Conversely, genuine price competition, if sustainable, could accelerate the localisation of battery packs and drivetrains as manufacturers hunt for cost reductions that do not depend on cross-subsidy. The question is whether current pricing reflects sustainable cost discovery or temporary loss-absorption. That question cannot be answered without knowing the cost structure behind each bid — which is currently invisible to procuring authorities.
What Comes Next
The structural recommendation that follows is straightforward: require bidders in e-bus tenders above a material threshold to submit bill-of-material cost breakdowns to the procuring authority, so that the Project Management Unit under the Ministry of Heavy Industries can distinguish between a genuinely competitive cost structure and a loss bid funded from unrelated group revenues. That disclosure requirement does not pick winners. It makes the economics visible, which is the precondition for sensible policy response.

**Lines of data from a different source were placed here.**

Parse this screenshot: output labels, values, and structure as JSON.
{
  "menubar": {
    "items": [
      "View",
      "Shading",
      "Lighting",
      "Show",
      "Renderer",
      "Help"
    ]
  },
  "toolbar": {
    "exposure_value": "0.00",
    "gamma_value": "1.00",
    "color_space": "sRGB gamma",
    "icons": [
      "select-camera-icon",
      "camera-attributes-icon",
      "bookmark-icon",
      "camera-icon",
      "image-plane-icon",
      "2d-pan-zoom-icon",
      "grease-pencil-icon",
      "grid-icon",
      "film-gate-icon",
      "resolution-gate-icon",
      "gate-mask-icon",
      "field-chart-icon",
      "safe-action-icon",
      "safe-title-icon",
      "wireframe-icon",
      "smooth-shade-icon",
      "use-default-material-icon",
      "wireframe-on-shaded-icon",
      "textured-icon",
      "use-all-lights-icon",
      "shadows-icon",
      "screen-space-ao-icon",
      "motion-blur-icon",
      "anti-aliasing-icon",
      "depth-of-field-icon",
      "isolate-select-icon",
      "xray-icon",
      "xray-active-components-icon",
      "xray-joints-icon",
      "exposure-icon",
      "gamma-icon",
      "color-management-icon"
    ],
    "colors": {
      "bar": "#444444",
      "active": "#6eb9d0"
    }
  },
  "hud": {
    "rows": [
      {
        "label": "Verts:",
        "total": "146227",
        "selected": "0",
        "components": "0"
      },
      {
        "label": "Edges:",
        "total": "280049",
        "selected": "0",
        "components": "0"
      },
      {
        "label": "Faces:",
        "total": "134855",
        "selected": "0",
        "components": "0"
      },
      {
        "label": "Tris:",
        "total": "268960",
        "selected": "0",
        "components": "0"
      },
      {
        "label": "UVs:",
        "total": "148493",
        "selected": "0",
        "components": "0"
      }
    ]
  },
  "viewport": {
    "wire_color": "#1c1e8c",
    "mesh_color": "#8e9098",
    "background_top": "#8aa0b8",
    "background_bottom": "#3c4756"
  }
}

More importantly, the government should move all PM e-DRIVE procurement to a total-cost-of-ownership scoring framework before the next major tender tranche. The architecture for this already exists in principle — the Advanced Level Tendering acknowledgement signals official intent. Converting that intent into tender documentation is an administrative decision, not a legislative one. Every procurement round that proceeds on lowest-bid logic rewards the wrong behaviour and pushes manufacturers with genuine industrial depth further toward the exits — or further into the comfortable arms of their own group companies, where government tenders no longer feel worth the trouble.